Ankara’nın müze bölgelerinden biri olan Kale’de Anadolu Medeniyetleri Müzesi, Erimtan Arkeoloji Müzesi ve Çengelhan Rahmi Koç Müzesine yakın komşu, Gökyay Vakfı Satranç Müzesine uzak komşu olan Kelime Müzesi; (bazı) Türkçe kelimelerin, atasözlerinin ve deyimlerin anlamını çocuklara ve gençlere öğretmek amacıyla kurulmuş olsa da, benim gibi ileri yaştaki gençler için de çok eğitici ve öğretici. Dahası gezmesi çok eğlenceli, keyifli.
Yazar Şermin Yaşar’ın açtığı bu müzeye Ankaralıların ilgisi büyük. Bina giriş dahil üç katlı ve çok geniş olmadığından sabah tenha saatlerde gezmekte yarar var.
Bir kase ve içinde rengahenk değişik puntolarda harfler. Bir deyim, laf salatası. Bir açıklama: Anlamsız, boş, anlaşılmayan sözler.
Daniska ne demek? Baltık denizindeki Danzig liman kentinden ülkemize ithal edilen ürünlere Danzig damgası vurulurmuş. Halkımız Danzig kelimesini önceleri danziga ve danişkaya ve sonunda ‘daniska’ dönüştürmüş; oldukça iyi, bir şeyin en iyisi kalitelisi manasında. Müze diyor ki; “(İşte) Bir kelimenin halk ağzında uğradığı değişimin daniskası… “
Bir cam küp. İçinde küçük bir Sait Faik’in heykeli var ve üstünde bir plaket; “Deli Tarla” adlı kitabıyla 67. Sait Faik Abasıyanık Hikaye Armağanı’nı kazanan Şermin Yaşar’ı kutlarız.” Heykeli Sait Faik öykülerinden cümlelerin yer aldığı irili ufaklı kağıttan yapılma kayıklar.
İlmik mi? İlmek mi? Şişe takılı bu sözcüklerin işlendiği henüz bitmemiş bir örgü parçasının sorusunun doğru cevabı sizce ne?

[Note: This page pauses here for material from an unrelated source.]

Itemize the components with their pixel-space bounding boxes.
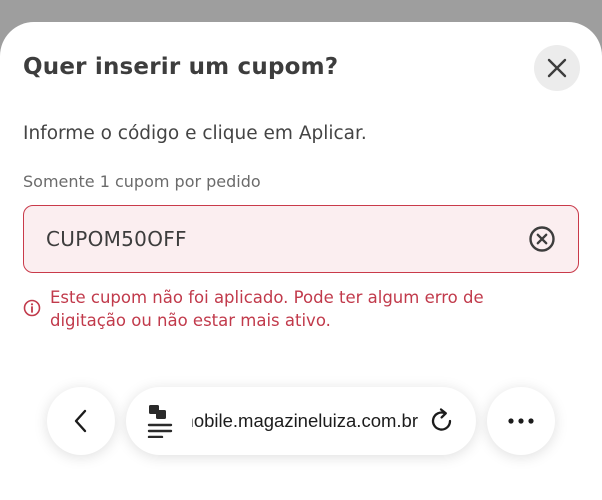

Peki, basma kalıbı ne? Ya “basmakalıp? Öğreniyoruz/ hatırlıyoruz ki; tahtadan yapılmış ve kumaş üzerine baskı yapmaya yarayan basmakalıbı ile binlerce desen baskısı yapılabiliyor. Sonraları özgün olmayan değişiklik göstermeyen aynı şekilde devam eden manasına gelen basmakalıp kelimesine dönüşür; bizim basma kalıbı. Bedri Rahmi Eyüböğlu’nun “Yazma Destanı” adlı şiirinde de karşımıza çıkar: “Ihlamur ağacından oyarlar kalıbı/ Bir kalıpla on bin yazma basılır. / Kalıp deyip geçme, yürek ister, bilek ister, göz ister, / On binlerle çarpışır birinin ayıbı.”

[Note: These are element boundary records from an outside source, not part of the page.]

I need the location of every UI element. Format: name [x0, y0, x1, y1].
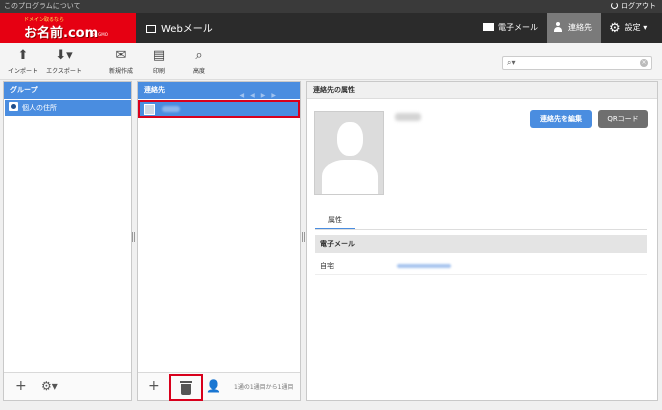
splitter-handle[interactable]: [302, 232, 305, 242]
contact-name-redacted: [162, 106, 180, 112]
add-to-group-icon[interactable]: 👤: [206, 378, 221, 394]
contact-avatar-icon: [144, 104, 155, 115]
nav-settings[interactable]: ⚙ 設定 ▾: [603, 13, 662, 43]
address-book-icon: [9, 102, 18, 111]
email-row-label: 自宅: [320, 262, 334, 270]
nav-email[interactable]: 電子メール: [481, 13, 545, 43]
tab-divider: [315, 229, 647, 230]
clear-search-icon[interactable]: ×: [640, 59, 648, 67]
edit-contact-button[interactable]: 連絡先を編集: [530, 110, 592, 128]
nav-settings-label: 設定: [624, 23, 641, 32]
envelope-icon: [483, 23, 494, 31]
export-button[interactable]: ⬇▾ エクスポート: [44, 48, 84, 75]
logo-sub: by GMO: [92, 32, 108, 37]
app-title-label: Webメール: [161, 24, 213, 35]
top-bar: このプログラムについて ログアウト: [0, 0, 662, 13]
contact-detail-panel: 連絡先の属性 連絡先を編集 QRコード 属性 電子メール 自宅: [306, 81, 658, 401]
nav-contacts-label: 連絡先: [568, 23, 592, 32]
advanced-search-button[interactable]: ⌕ 高度: [188, 48, 210, 75]
gear-icon: ⚙: [609, 21, 621, 36]
contacts-title: 連絡先 ◀◀▶▶: [138, 82, 300, 99]
new-contact-button[interactable]: ✉ 新規作成: [107, 48, 135, 75]
detail-title: 連絡先の属性: [307, 82, 657, 99]
logout-label: ログアウト: [621, 2, 656, 10]
email-link-redacted[interactable]: [397, 264, 451, 268]
print-button[interactable]: ▤ 印刷: [148, 48, 170, 75]
contacts-panel: 連絡先 ◀◀▶▶ + 👤 1通の1通目から1通目: [137, 81, 301, 401]
print-label: 印刷: [152, 68, 165, 75]
export-label: エクスポート: [46, 68, 82, 75]
groups-title: グループ: [4, 82, 131, 99]
logo-text: お名前.com: [24, 26, 99, 41]
monitor-icon: [146, 25, 156, 33]
power-icon: [611, 2, 618, 9]
contacts-title-label: 連絡先: [144, 86, 165, 94]
detail-name-redacted: [395, 113, 421, 121]
add-group-button[interactable]: +: [15, 378, 27, 394]
new-contact-label: 新規作成: [108, 68, 133, 75]
about-link[interactable]: このプログラムについて: [4, 0, 81, 13]
splitter-handle[interactable]: [132, 232, 135, 242]
search-icon: ⌕: [195, 48, 203, 63]
contact-photo: [314, 111, 384, 195]
contacts-footer: + 👤 1通の1通目から1通目: [138, 372, 300, 401]
import-icon: ⬆: [17, 48, 29, 63]
contact-row[interactable]: [138, 100, 300, 118]
groups-footer: + ⚙▾: [4, 372, 131, 400]
nav-contacts[interactable]: 連絡先: [547, 13, 601, 43]
trash-icon: [180, 381, 192, 395]
groups-panel: グループ 個人の住所 + ⚙▾: [3, 81, 132, 401]
nav-email-label: 電子メール: [498, 23, 538, 32]
email-section-header: 電子メール: [315, 235, 647, 253]
person-icon: [553, 22, 563, 32]
tab-properties[interactable]: 属性: [315, 212, 355, 230]
add-contact-button[interactable]: +: [148, 378, 160, 394]
import-label: インポート: [7, 68, 38, 75]
advanced-label: 高度: [192, 68, 205, 75]
delete-contact-button[interactable]: [169, 374, 203, 401]
group-settings-button[interactable]: ⚙▾: [41, 378, 58, 394]
search-icon: ⌕▾: [507, 58, 516, 67]
group-item-label: 個人の住所: [22, 104, 57, 112]
app-header: ドメイン取るなら お名前.com by GMO Webメール 電子メール 連絡先…: [0, 13, 662, 43]
logout-link[interactable]: ログアウト: [611, 0, 656, 13]
group-item-personal[interactable]: 個人の住所: [5, 100, 131, 116]
qr-code-button[interactable]: QRコード: [598, 110, 648, 128]
onamae-logo[interactable]: ドメイン取るなら お名前.com by GMO: [0, 13, 136, 43]
import-button[interactable]: ⬆ インポート: [6, 48, 40, 75]
app-title: Webメール: [146, 20, 213, 35]
add-mail-icon: ✉: [115, 48, 127, 63]
contacts-count: 1通の1通目から1通目: [234, 384, 294, 391]
printer-icon: ▤: [152, 48, 166, 63]
export-icon: ⬇▾: [55, 48, 73, 63]
search-input[interactable]: ⌕▾ ×: [502, 56, 652, 70]
email-row: 自宅: [315, 257, 647, 275]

Kol ve bacaklardan tutup havaya kaldırıp götürmeye “karga tulumba” diyoruz ya… Meğer “carga la tromba!” yelken kaldırıp toplama anlamında bir denizcilik terimiymiş. Dilimiz dönmeyince dönüştürmüşüz.
Çerçevelenmiş bir adet pötibör bisküvi. Bis, Fransızca ikinci kez anlamında, bisküvi de ikinci kez pişirilmiş anlamında imiş.

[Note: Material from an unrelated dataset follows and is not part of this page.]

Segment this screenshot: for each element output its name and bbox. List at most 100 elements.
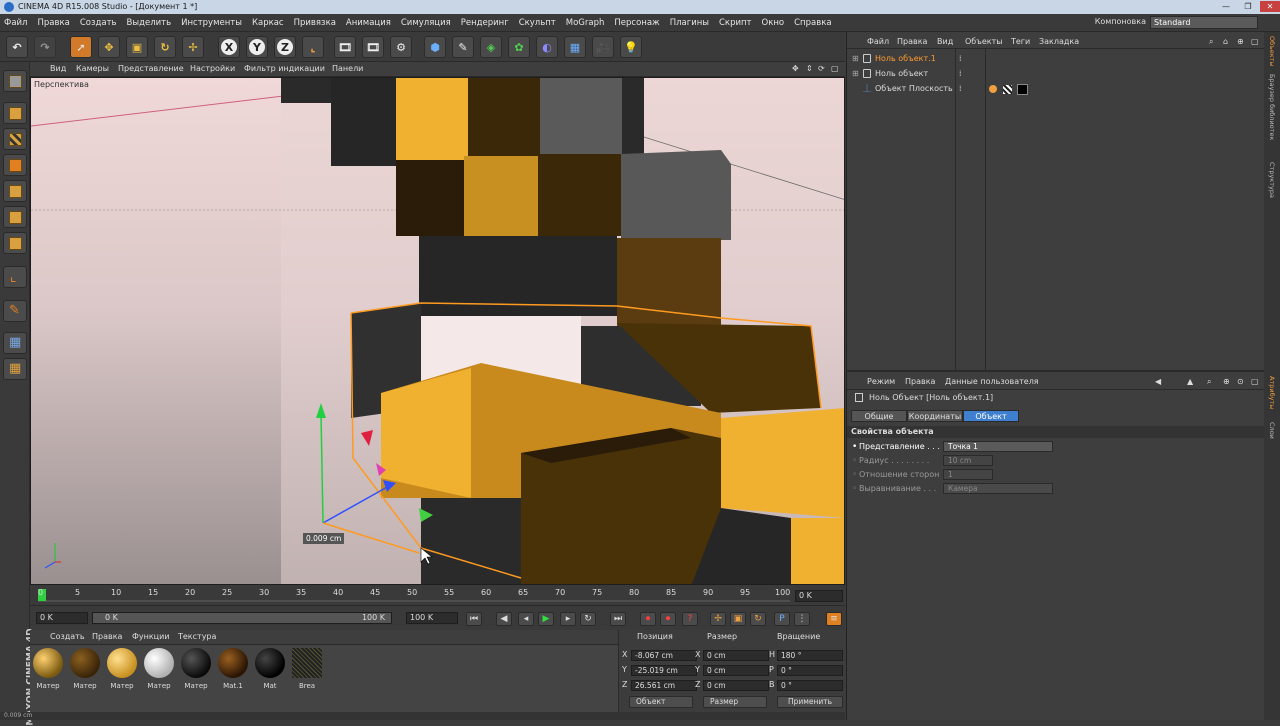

Çoban kelimesi Latince “pastor” kelimesinin karşılığıymış. Pastoral şiirin kır hayatını anlattığını bilsem de, adının çobandan kaynaklandığını bilmiyordum.
İyi ki büyüdükçe insanın adı değişmiyor!
Defne yaprağı bir balık. Eğer yakalanmadan büyümeye devam ederse adı çinekop oluyor. Biraz daha kaçabilirse balıkçılardan, büyümeye devam ediyor ve adı sarıkanat oluyor. Az daha dayanır ve büyürse, adı bu kez lüfer oluyor. Lüfer haliyle yakalanmaz biraz daha büyürse adı kofana oluyor. Ömrü varsa biraz daha büyüyor ve adı sırtıkara oluyor. Balık aynı balık, büyüdükçe ismi de değişiyor.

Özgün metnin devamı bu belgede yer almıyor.